- Abbreviation: UFERI
- Leaders: Jean Nguza Karl-i-Bond (until 2003) Gabriel Kyungu (until 1996) Kavidi Wivine N'Landu (1994–?)
- Founder: Jean Nguza Karl-i-Bond
- Founded: August 1990
- Registered: January 1991
- Merger of: Fenadec PRI
- Succeeded by: UNAFEC
- Youth wing: JUFERI
- Ideology: Federalism Regionalism Anti-Kasaian racism (until 1994)
- Political position: Right-wing

= Union of Federalists and Independent Republicans =

Political party in the Democratic Republic of the Congo

The Union of Federalists and Independent Republicans (Union des fédéralistes et des Républicains Indépendants, UFERI) is a political party in Democratic Republic of the Congo that advocates for Federalism with significant autonomy for the provinces. During the 1990s, it also adopted an explicit policy of ethnic cleansing Luba Kasaians in Katanga. Although the party's primary support base comes from Katanga, it gained some support in Kongo Central during the early 1990s.

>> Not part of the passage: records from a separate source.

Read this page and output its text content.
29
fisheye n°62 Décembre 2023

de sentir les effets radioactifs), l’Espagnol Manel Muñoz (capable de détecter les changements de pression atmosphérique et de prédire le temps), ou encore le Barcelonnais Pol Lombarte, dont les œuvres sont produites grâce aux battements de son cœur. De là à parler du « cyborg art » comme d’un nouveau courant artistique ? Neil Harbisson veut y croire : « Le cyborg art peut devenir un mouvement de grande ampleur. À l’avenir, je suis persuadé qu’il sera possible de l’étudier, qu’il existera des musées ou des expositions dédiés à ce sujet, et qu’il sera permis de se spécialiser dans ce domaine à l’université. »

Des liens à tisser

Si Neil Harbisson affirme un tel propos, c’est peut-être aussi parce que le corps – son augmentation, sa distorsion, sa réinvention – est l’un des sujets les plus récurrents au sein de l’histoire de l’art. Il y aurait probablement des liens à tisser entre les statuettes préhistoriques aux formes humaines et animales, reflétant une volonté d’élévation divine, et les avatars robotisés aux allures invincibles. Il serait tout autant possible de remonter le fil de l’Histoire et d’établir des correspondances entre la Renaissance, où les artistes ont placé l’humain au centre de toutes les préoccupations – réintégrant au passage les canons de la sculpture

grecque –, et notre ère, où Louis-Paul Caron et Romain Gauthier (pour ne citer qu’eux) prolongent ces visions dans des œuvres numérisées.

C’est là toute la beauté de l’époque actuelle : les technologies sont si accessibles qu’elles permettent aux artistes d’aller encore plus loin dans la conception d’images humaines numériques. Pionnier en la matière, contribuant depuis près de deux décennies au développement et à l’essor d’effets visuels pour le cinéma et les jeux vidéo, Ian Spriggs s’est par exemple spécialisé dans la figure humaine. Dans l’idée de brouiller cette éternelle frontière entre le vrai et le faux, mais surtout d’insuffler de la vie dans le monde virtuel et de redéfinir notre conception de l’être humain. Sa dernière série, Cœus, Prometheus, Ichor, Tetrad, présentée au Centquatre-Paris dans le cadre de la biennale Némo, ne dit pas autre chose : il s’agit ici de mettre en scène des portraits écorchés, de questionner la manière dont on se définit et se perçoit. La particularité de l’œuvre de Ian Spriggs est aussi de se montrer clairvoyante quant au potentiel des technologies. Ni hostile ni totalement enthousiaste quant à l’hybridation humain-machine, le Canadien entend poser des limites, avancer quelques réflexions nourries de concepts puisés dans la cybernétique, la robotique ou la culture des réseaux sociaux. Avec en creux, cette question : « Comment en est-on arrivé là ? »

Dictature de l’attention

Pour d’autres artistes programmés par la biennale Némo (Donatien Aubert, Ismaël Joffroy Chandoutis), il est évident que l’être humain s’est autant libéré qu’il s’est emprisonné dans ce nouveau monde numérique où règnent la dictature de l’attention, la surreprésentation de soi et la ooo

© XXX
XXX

Originally an opposition party, the UFERI later aligned itself with Mobutu's regime, leading state-sanctioned pogroms against ethnic Luba from Kasai under its youth militia, the JUFERI (Jeunesses de l'Union des Fédéralistes et des Républicains Independents), from 1992 to 1994. In 1996, the party was banned from organizing political activities in Katanga, split, and, since the death of its founder in July 2003, "there has been little reference to UFERI activity."

== History ==

=== Mobutu era ===
The party was formed in August 1990 by Jean Nguza Karl-i-Bond, the state commissioner of foreign affairs, through the merger of the National Federation of Committed Democrats (Fédération Nationale des Démocrates Commettres—Fenadec) and the Independent Republicans’ Party (Parti des Républicains Indépendants—PRI). Nguza declared the party to be a "serious adversary to the MPR." Although the party's primary support base came from Katanga, it gained some support in Kongo Central in the early 1990s because of Nguza's marriage to Kavidi Wivine N'Landu, the daughter of a prominent family in the region.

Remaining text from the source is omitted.